In 2010, another milestone was the first $5,000 genome to use DNBSEQ. This achievement demonstrates that routine, affordable, and accurate whole-genome sequencing (WGS) is achievable and beneficial.
I developed CoolMPS sequencing chemistry in 2016, which combines a base with a labeled antibody. A fundamentally unique chemistry, CoolMPS avoids DNA “scars” accumulated by traditional sequencing methods, which affect the accuracy of subsequent base readings. Instead, CoolMPS introduces an unlabeled nucleotide and four fluorescently labeled antibodies in its sequencing process to recognize the associated bases. In this new process, a natural non-scarred base is added at each sequencing cycle, enabling more accurate and longer readings, greatly expanding MPS applications.
Improve public health by lowering sequencing costs
Advances are being made in genomics at breakneck speed, which has allowed the price of genome sequencing to steadily fall over the last decade. On that front, recently the sub-$100 human genome was introduced – a huge step forward from the $3 billion and 13 years spent on a single human genome at HGP.

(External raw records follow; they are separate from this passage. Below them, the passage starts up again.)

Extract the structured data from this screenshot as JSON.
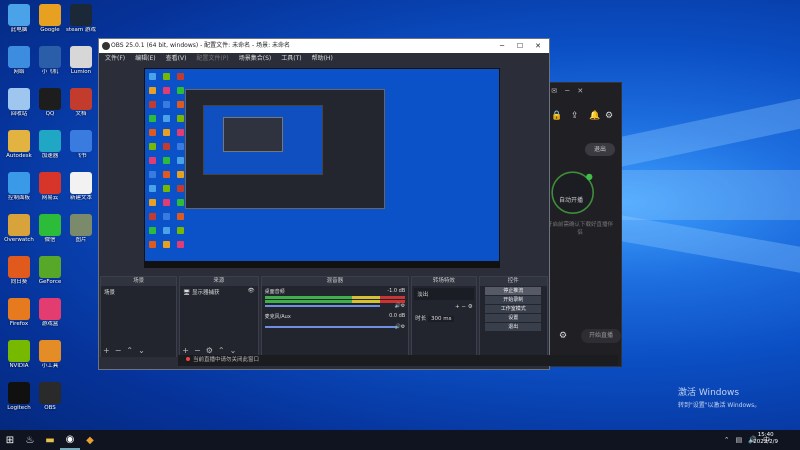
{
  "desktop": {
    "icons": [
      {
        "label": "此电脑",
        "color": "#4aa3e8",
        "col": 0,
        "row": 0
      },
      {
        "label": "Google",
        "color": "#e8a020",
        "col": 1,
        "row": 0
      },
      {
        "label": "steam 游戏",
        "color": "#1b2838",
        "col": 2,
        "row": 0
      },
      {
        "label": "网络",
        "color": "#3c8de0",
        "col": 0,
        "row": 1
      },
      {
        "label": "小飞机",
        "color": "#2b5ea8",
        "col": 1,
        "row": 1
      },
      {
        "label": "Lumion",
        "color": "#d7d7d7",
        "col": 2,
        "row": 1
      },
      {
        "label": "回收站",
        "color": "#9ec6ef",
        "col": 0,
        "row": 2
      },
      {
        "label": "QQ",
        "color": "#1d1d1d",
        "col": 1,
        "row": 2
      },
      {
        "label": "文档",
        "color": "#c23b2c",
        "col": 2,
        "row": 2
      },
      {
        "label": "Autodesk",
        "color": "#e3b341",
        "col": 0,
        "row": 3
      },
      {
        "label": "加速器",
        "color": "#1fa7c4",
        "col": 1,
        "row": 3
      },
      {
        "label": "飞书",
        "color": "#3a7be0",
        "col": 2,
        "row": 3
      },
      {
        "label": "控制面板",
        "color": "#3a9ae8",
        "col": 0,
        "row": 4
      },
      {
        "label": "网易云",
        "color": "#d8352a",
        "col": 1,
        "row": 4
      },
      {
        "label": "新建文本",
        "color": "#f2f2f2",
        "col": 2,
        "row": 4
      },
      {
        "label": "Overwatch",
        "color": "#d8a33a",
        "col": 0,
        "row": 5
      },
      {
        "label": "微信",
        "color": "#2dbb3a",
        "col": 1,
        "row": 5
      },
      {
        "label": "图片",
        "color": "#7a8a6a",
        "col": 2,
        "row": 5
      },
      {
        "label": "向日葵",
        "color": "#e05a1e",
        "col": 0,
        "row": 6
      },
      {
        "label": "GeForce",
        "color": "#57a828",
        "col": 1,
        "row": 6
      },
      {
        "label": "Firefox",
        "color": "#e57a1f",
        "col": 0,
        "row": 7
      },
      {
        "label": "游戏盒",
        "color": "#e23c70",
        "col": 1,
        "row": 7
      },
      {
        "label": "NVIDIA",
        "color": "#76b900",
        "col": 0,
        "row": 8
      },
      {
        "label": "小工具",
        "color": "#e48c26",
        "col": 1,
        "row": 8
      },
      {
        "label": "Logitech",
        "color": "#101010",
        "col": 0,
        "row": 9
      },
      {
        "label": "OBS",
        "color": "#2a2a2a",
        "col": 1,
        "row": 9
      }
    ]
  },
  "obs": {
    "title": "OBS 25.0.1 (64 bit, windows) - 配置文件: 未命名 - 场景: 未命名",
    "menu": [
      "文件(F)",
      "编辑(E)",
      "查看(V)",
      "配置文件(P)",
      "场景集合(S)",
      "工具(T)",
      "帮助(H)"
    ],
    "docks": {
      "scenes": {
        "title": "场景",
        "item": "场景"
      },
      "sources": {
        "title": "来源",
        "item": "显示器捕获"
      },
      "mixer": {
        "title": "混音器",
        "tracks": [
          {
            "name": "桌面音频",
            "db": "-1.0 dB"
          },
          {
            "name": "麦克风/Aux",
            "db": "0.0 dB"
          }
        ]
      },
      "transitions": {
        "title": "转场特效",
        "type": "淡出",
        "duration_label": "时长",
        "duration": "300 ms"
      },
      "controls": {
        "title": "控件",
        "buttons": [
          "停止推流",
          "开始录制",
          "工作室模式",
          "设置",
          "退出"
        ]
      }
    },
    "status": {
      "live": "LIVE: 00:00:00",
      "rec": "REC: 00:00:00",
      "cpu": "CPU: 3.0%, 30.00 fps"
    }
  },
  "notice": "当前直播中请勿关闭此窗口",
  "bg_app": {
    "exit": "退出",
    "center": "自动开播",
    "tip": "开启前需确认下载好直播伴侣",
    "start": "开始直播"
  },
  "watermark": {
    "line1": "激活 Windows",
    "line2": "转到\"设置\"以激活 Windows。"
  },
  "taskbar": {
    "time": "15:40",
    "date": "2022/2/9"
  }
}
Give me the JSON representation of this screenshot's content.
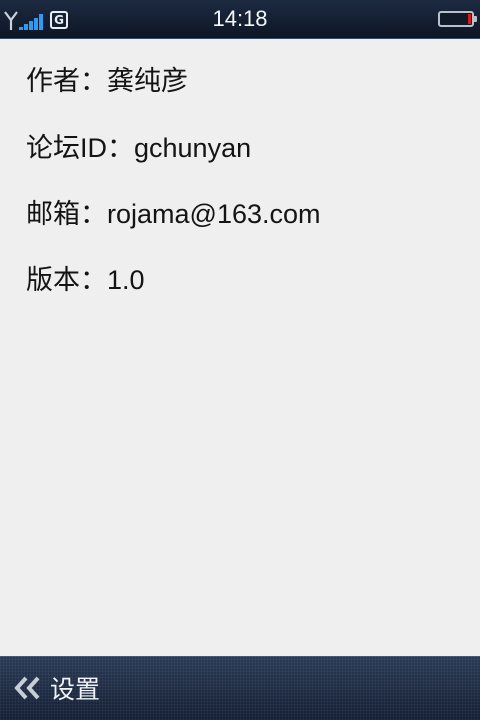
{
  "status_bar": {
    "network_type": "G",
    "time": "14:18",
    "signal_bars": 5,
    "battery_level": 0.05,
    "signal_color": "#2f9bf0",
    "battery_color": "#e01818"
  },
  "about": {
    "author": "作者：龚纯彦",
    "forum_id": "论坛ID：gchunyan",
    "email": "邮箱：rojama@163.com",
    "version": "版本：1.0"
  },
  "bottom_bar": {
    "back_label": "设置",
    "back_icon": "double-chevron-left-icon"
  }
}
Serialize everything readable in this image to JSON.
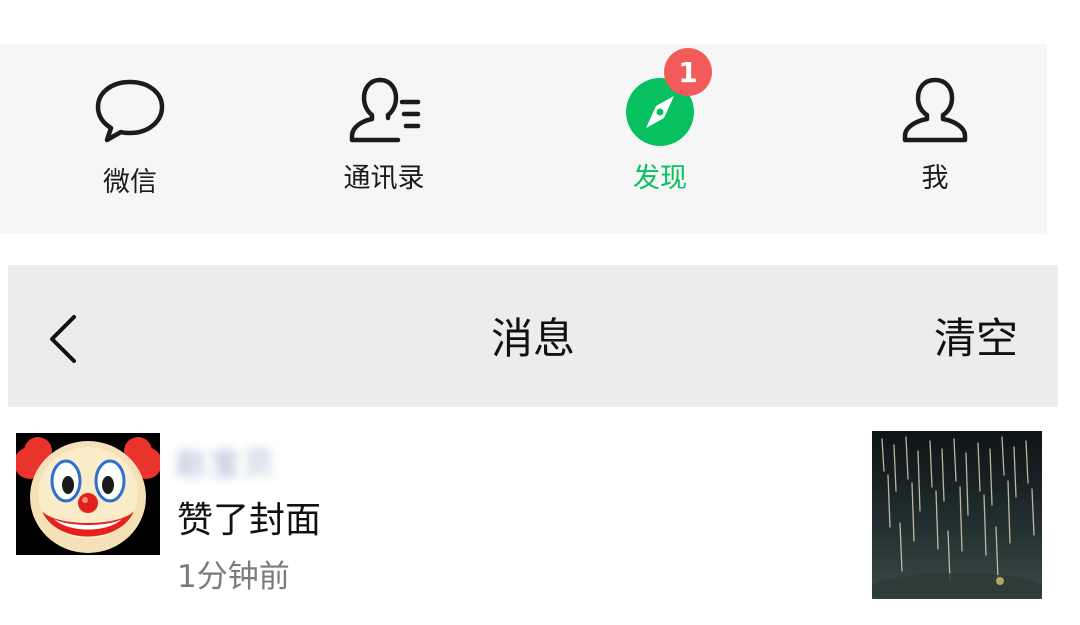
{
  "tabbar": {
    "tabs": [
      {
        "label": "微信",
        "icon": "chat-bubble-icon"
      },
      {
        "label": "通讯录",
        "icon": "contacts-icon"
      },
      {
        "label": "发现",
        "icon": "compass-icon",
        "badge": "1",
        "active": true
      },
      {
        "label": "我",
        "icon": "person-icon"
      }
    ],
    "active_color": "#07c160",
    "badge_color": "#f35b5b"
  },
  "navbar": {
    "back_icon": "chevron-left-icon",
    "title": "消息",
    "clear_label": "清空"
  },
  "message": {
    "avatar_icon": "clown-face-avatar",
    "username": "赵宝贝",
    "text": "赞了封面",
    "time": "1分钟前",
    "thumbnail": "fireworks-photo"
  }
}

Indeed, from single-cell or spatial omics, sequencing applications will continue to evolve. This trend of declining prices demonstrates that routine genome sequencing for everyone is possible and that there is value in individual genome testing. With a projected four times today’s DNB array density to reduce reagent consumption, coupled with our single-tube long fragment reading (stLFR) technology, which enables data sequencing of long DNA molecules, we can provide affordable full-phase WGS and WGS. undertake deeper sequencing of the immune system and microbiome to holistically safeguard our health and aging.
Since the 80s, there has always been a common goal in the field of achieving limitless genome sequencing (because, at the end of the day, there is so much to measure and so many genomes to sequence). That said, we’re not going to stop even at the $10 genome. Once dubbed “big science,” HGP accomplished what few people imagined.
Genomics for all
In 2007, the first Asian private genome was published in Nature, inaugurating a new era of large-scale private genomics. Since then, more and more government-funded population-scale sequencing programs have been launched. From the 1,000 Genomes Project, which began in 2008, and the UK’s 100,000 Genomes Project, to the Icelandic Genome, these efforts have played a critical role in helping researchers identify genetic factors that contribute to the development and development of certain health conditions, as well as the treatment and prevention measures that can be used. in accordance.
At MGI, we participate in several national genome projects, in Thailand, Indonesia and Brazil, providing these countries with a better understanding of the unique genomic complexity of their local populations. Our analysis serves as the basis for developing personalized diagnostics, drug selection and treatment in the fields of cancer, infectious diseases, rare and undiagnosed diseases, non-communicable diseases and pharmacogenomic diseases, all of which are important research areas that can contribute to expanding life expectancy healthy human.
Looking back from HGP to now, the field of sequencing has grown tremendously thanks to MPS. Because of the efficient sequencing capabilities of laboratories around the world, almost every omic today is sequencing. We can measure protein levels in the blood by sequencing a barcode and even evaluate gene activity through sequencing.
With that said, the goal of sequencing also moves from understanding the genome to disease prevention and treatment using omics assays. Very soon, genetic sequencing will be part of our annual health checkup, where we will be able to monitor the molecular health of our tissues.
From seeing the application of the first genome sequence, to finding the first disease-causing mutation in the personal genome we sequenced, I have no doubt that genetic sequencing will work wonders as it touches every aspect of our lives.